Where is the number 30 coming from here? It is actually a hyperparameter of this model. It is the number of contacts/neighbors that are used to featurize each residue. Another way of looking at it is that the model is trained to predict a residue identity from the features of the 30 surrounding residues. In ProteinMPNN, this number is set to 48.

The 128 comes from the hidden dimension of our model. So for the tensor V, we have 10 (the batch size) examples of length 380, each of which is represented by 380 vectors of length 128 (the model hidden size).

For the tensor E, we have a much larger tensor. For each of 10 structures in the batch, for each of the 380 residues in each structure, we have 30 vectors of size 128. All of these vectors are used to update the node embedding.

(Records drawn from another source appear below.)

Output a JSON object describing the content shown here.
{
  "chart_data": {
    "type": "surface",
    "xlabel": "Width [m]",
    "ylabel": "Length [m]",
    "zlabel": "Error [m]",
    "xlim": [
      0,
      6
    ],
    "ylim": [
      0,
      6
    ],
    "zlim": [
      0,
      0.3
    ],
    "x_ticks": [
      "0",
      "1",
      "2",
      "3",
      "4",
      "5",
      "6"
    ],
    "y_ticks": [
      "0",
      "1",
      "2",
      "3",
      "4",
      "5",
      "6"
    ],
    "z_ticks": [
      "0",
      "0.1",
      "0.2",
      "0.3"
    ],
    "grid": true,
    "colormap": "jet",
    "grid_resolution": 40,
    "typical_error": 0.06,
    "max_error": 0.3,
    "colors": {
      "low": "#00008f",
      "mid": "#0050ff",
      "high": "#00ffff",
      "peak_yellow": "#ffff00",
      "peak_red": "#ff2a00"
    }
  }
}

We can see now why ProteinMPNN discards the node embedding (setting it to zeros at the first layer). There is much more information in the backbone angles of the 30 surrounding residues than the backbone angles of the single residue we are trying to predict, and the information in the current node's embedding is redundant with it.